Variant Sex and Gender, Religion and Faith
Examining accounts of intersex and transgender in Christian, Jewish and Islamic discourses
This project, directed by Dr Susannah Cornwall, examines accounts of intersex and transgender in religious discourses, predominantly those of the Abrahamic faiths (Christianity, Islam and Judaism). It engages with both textual treatments of individuals with variant sex and gender in Christian, Islamic and Jewish scriptures and legal texts, and with the contemporary experiences of intersex and transgender people of faith.
In a society in which variant sex and gender is increasingly visible in public life, and campaigning groups are seeking for improved legal protection for intersex and transgender people, what are the implications for faith groups, some of whom may know very little about these issues? How might the work of academics researching variant sex and gender in Christianity, Islam and Judaism be made more accessible to faith communities? How might existing support and advocacy groups for intersex and transgender people ensure that their members’ spiritual as well as emotional and physical wellbeing is best promoted?

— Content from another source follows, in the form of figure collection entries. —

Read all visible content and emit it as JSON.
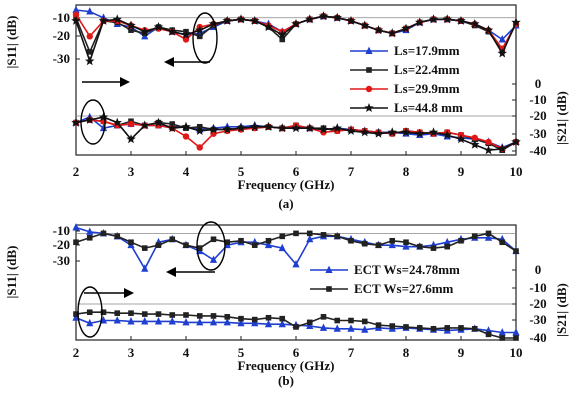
{
  "figure": {
    "panels": [
      {
        "caption": "(a)",
        "xlabel": "Frequency (GHz)",
        "ylabel_left": "|S11| (dB)",
        "ylabel_right": "|S21| (dB)",
        "x_ticks": [
          "2",
          "3",
          "4",
          "5",
          "6",
          "7",
          "8",
          "9",
          "10"
        ],
        "y_left_ticks": [
          "-10",
          "-20",
          "-30"
        ],
        "y_right_ticks": [
          "0",
          "-10",
          "-20",
          "-30",
          "-40"
        ]
      },
      {
        "caption": "(b)",
        "xlabel": "Frequency (GHz)",
        "ylabel_left": "|S11| (dB)",
        "ylabel_right": "|S21| (dB)",
        "x_ticks": [
          "2",
          "3",
          "4",
          "5",
          "6",
          "7",
          "8",
          "9",
          "10"
        ],
        "y_left_ticks": [
          "-10",
          "-20",
          "-30"
        ],
        "y_right_ticks": [
          "0",
          "-10",
          "-20",
          "-30",
          "-40"
        ]
      }
    ]
  },
  "chart_data": [
    {
      "type": "line",
      "title": "",
      "caption": "(a)",
      "xlabel": "Frequency (GHz)",
      "ylabel": "|S11| (dB)",
      "y2label": "|S21| (dB)",
      "xlim": [
        2,
        10
      ],
      "ylim_s11": [
        -45,
        -5
      ],
      "ylim_s21": [
        -40,
        10
      ],
      "legend_position": "right",
      "grid": false,
      "x": [
        2.0,
        2.25,
        2.5,
        2.75,
        3.0,
        3.25,
        3.5,
        3.75,
        4.0,
        4.25,
        4.5,
        4.75,
        5.0,
        5.25,
        5.5,
        5.75,
        6.0,
        6.25,
        6.5,
        6.75,
        7.0,
        7.25,
        7.5,
        7.75,
        8.0,
        8.25,
        8.5,
        8.75,
        9.0,
        9.25,
        9.5,
        9.75,
        10.0
      ],
      "series": [
        {
          "name": "Ls=17.9mm",
          "color": "#1f3fd0",
          "marker": "triangle",
          "s11": [
            -5,
            -6,
            -10,
            -14,
            -16,
            -22,
            -16,
            -19,
            -21,
            -20,
            -16,
            -12,
            -11,
            -12,
            -14,
            -19,
            -14,
            -11,
            -9,
            -10,
            -12,
            -15,
            -18,
            -20,
            -18,
            -13,
            -11,
            -11,
            -12,
            -14,
            -18,
            -24,
            -15
          ],
          "s21": [
            -18,
            -14,
            -22,
            -20,
            -19,
            -20,
            -20,
            -21,
            -21,
            -23,
            -22,
            -21,
            -21,
            -20,
            -21,
            -22,
            -21,
            -22,
            -23,
            -22,
            -23,
            -24,
            -25,
            -25,
            -26,
            -27,
            -26,
            -28,
            -29,
            -30,
            -32,
            -36,
            -32
          ]
        },
        {
          "name": "Ls=22.4mm",
          "color": "#222222",
          "marker": "square",
          "s11": [
            -10,
            -32,
            -12,
            -13,
            -18,
            -20,
            -16,
            -18,
            -19,
            -22,
            -15,
            -12,
            -11,
            -12,
            -16,
            -24,
            -14,
            -11,
            -9,
            -10,
            -12,
            -15,
            -18,
            -20,
            -17,
            -13,
            -11,
            -11,
            -12,
            -15,
            -19,
            -31,
            -14
          ],
          "s21": [
            -18,
            -16,
            -17,
            -20,
            -17,
            -20,
            -18,
            -19,
            -22,
            -21,
            -23,
            -23,
            -22,
            -22,
            -21,
            -22,
            -20,
            -22,
            -22,
            -24,
            -23,
            -24,
            -25,
            -26,
            -24,
            -25,
            -26,
            -25,
            -27,
            -30,
            -33,
            -38,
            -32
          ]
        },
        {
          "name": "Ls=29.9mm",
          "color": "#e01818",
          "marker": "circle",
          "s11": [
            -8,
            -22,
            -12,
            -12,
            -15,
            -18,
            -17,
            -19,
            -24,
            -16,
            -14,
            -12,
            -11,
            -12,
            -15,
            -19,
            -14,
            -11,
            -9,
            -10,
            -12,
            -15,
            -18,
            -20,
            -17,
            -13,
            -11,
            -11,
            -12,
            -14,
            -18,
            -30,
            -14
          ],
          "s21": [
            -18,
            -16,
            -17,
            -20,
            -19,
            -20,
            -20,
            -22,
            -28,
            -36,
            -26,
            -24,
            -23,
            -22,
            -21,
            -22,
            -20,
            -22,
            -25,
            -24,
            -23,
            -24,
            -25,
            -26,
            -24,
            -25,
            -26,
            -25,
            -27,
            -29,
            -32,
            -37,
            -32
          ]
        },
        {
          "name": "Ls=44.8 mm",
          "color": "#111111",
          "marker": "star",
          "s11": [
            -12,
            -38,
            -12,
            -11,
            -15,
            -19,
            -16,
            -19,
            -21,
            -18,
            -14,
            -12,
            -11,
            -12,
            -16,
            -21,
            -14,
            -11,
            -9,
            -10,
            -12,
            -15,
            -18,
            -20,
            -17,
            -13,
            -11,
            -11,
            -12,
            -14,
            -18,
            -33,
            -13
          ],
          "s21": [
            -18,
            -16,
            -14,
            -18,
            -30,
            -20,
            -18,
            -22,
            -21,
            -24,
            -23,
            -23,
            -22,
            -21,
            -21,
            -22,
            -22,
            -22,
            -23,
            -22,
            -24,
            -25,
            -26,
            -25,
            -25,
            -26,
            -25,
            -27,
            -30,
            -34,
            -38,
            -37,
            -32
          ]
        }
      ]
    },
    {
      "type": "line",
      "title": "",
      "caption": "(b)",
      "xlabel": "Frequency (GHz)",
      "ylabel": "|S11| (dB)",
      "y2label": "|S21| (dB)",
      "xlim": [
        2,
        10
      ],
      "ylim_s11": [
        -45,
        -5
      ],
      "ylim_s21": [
        -40,
        10
      ],
      "legend_position": "right",
      "grid": false,
      "x": [
        2.0,
        2.25,
        2.5,
        2.75,
        3.0,
        3.25,
        3.5,
        3.75,
        4.0,
        4.25,
        4.5,
        4.75,
        5.0,
        5.25,
        5.5,
        5.75,
        6.0,
        6.25,
        6.5,
        6.75,
        7.0,
        7.25,
        7.5,
        7.75,
        8.0,
        8.25,
        8.5,
        8.75,
        9.0,
        9.25,
        9.5,
        9.75,
        10.0
      ],
      "series": [
        {
          "name": "ECT Ws=24.78mm",
          "color": "#1f3fd0",
          "marker": "triangle",
          "s11": [
            -6,
            -9,
            -10,
            -12,
            -18,
            -34,
            -16,
            -14,
            -18,
            -22,
            -28,
            -18,
            -16,
            -16,
            -18,
            -20,
            -31,
            -14,
            -12,
            -12,
            -14,
            -16,
            -18,
            -18,
            -19,
            -19,
            -18,
            -16,
            -14,
            -13,
            -13,
            -14,
            -22
          ],
          "s21": [
            -18,
            -24,
            -21,
            -21,
            -22,
            -22,
            -22,
            -22,
            -23,
            -23,
            -23,
            -23,
            -24,
            -24,
            -25,
            -25,
            -26,
            -27,
            -29,
            -30,
            -30,
            -31,
            -29,
            -30,
            -29,
            -30,
            -31,
            -32,
            -31,
            -30,
            -32,
            -34,
            -34
          ]
        },
        {
          "name": "ECT Ws=27.6mm",
          "color": "#222222",
          "marker": "square",
          "s11": [
            -16,
            -13,
            -10,
            -12,
            -16,
            -20,
            -18,
            -14,
            -18,
            -20,
            -14,
            -16,
            -15,
            -18,
            -15,
            -12,
            -10,
            -10,
            -11,
            -12,
            -15,
            -17,
            -18,
            -15,
            -16,
            -19,
            -20,
            -19,
            -15,
            -12,
            -10,
            -16,
            -22
          ],
          "s21": [
            -14,
            -12,
            -12,
            -13,
            -13,
            -14,
            -14,
            -15,
            -15,
            -16,
            -16,
            -17,
            -19,
            -20,
            -18,
            -19,
            -28,
            -23,
            -17,
            -21,
            -21,
            -22,
            -26,
            -27,
            -28,
            -29,
            -30,
            -29,
            -29,
            -30,
            -36,
            -40,
            -40
          ]
        }
      ]
    }
  ]
}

There has to date been little focused, interdisciplinary and interagency reflection on variant sex and gender, religion and faith. The importance of ensuring that faith communities’ policies and practices (in the areas of liturgy, same-sex marriage, gender and leadership, and scriptural exposition) are informed by a good understanding of the experiences of intersex and transgender people makes such a discussion timely and potentially significant to the ongoing wellbeing of people with variant sex and gender in Britain and beyond. Faith communities have extensive resources for and expertise in promoting good pastoral and spiritual care, but may be less aware of the specific needs of intersex and transgender people. Conversely, intersex and transgender support and advocacy groups do tireless work to provide care and help for intersex and transgender people, and to promote the protection of people with variant sex and gender in law, but may be less equipped to ensure that spirituality, identified as a potentially significant factor for the overall wellbeing of intersex and transgender people, is promoted.
The findings of this research project will be relevant to stakeholders from Christian, Islamic and Jewish faith organizations as they consider issues raised by variant sex and gender in their religious teachings, faith community leadership, and pastoral care practice.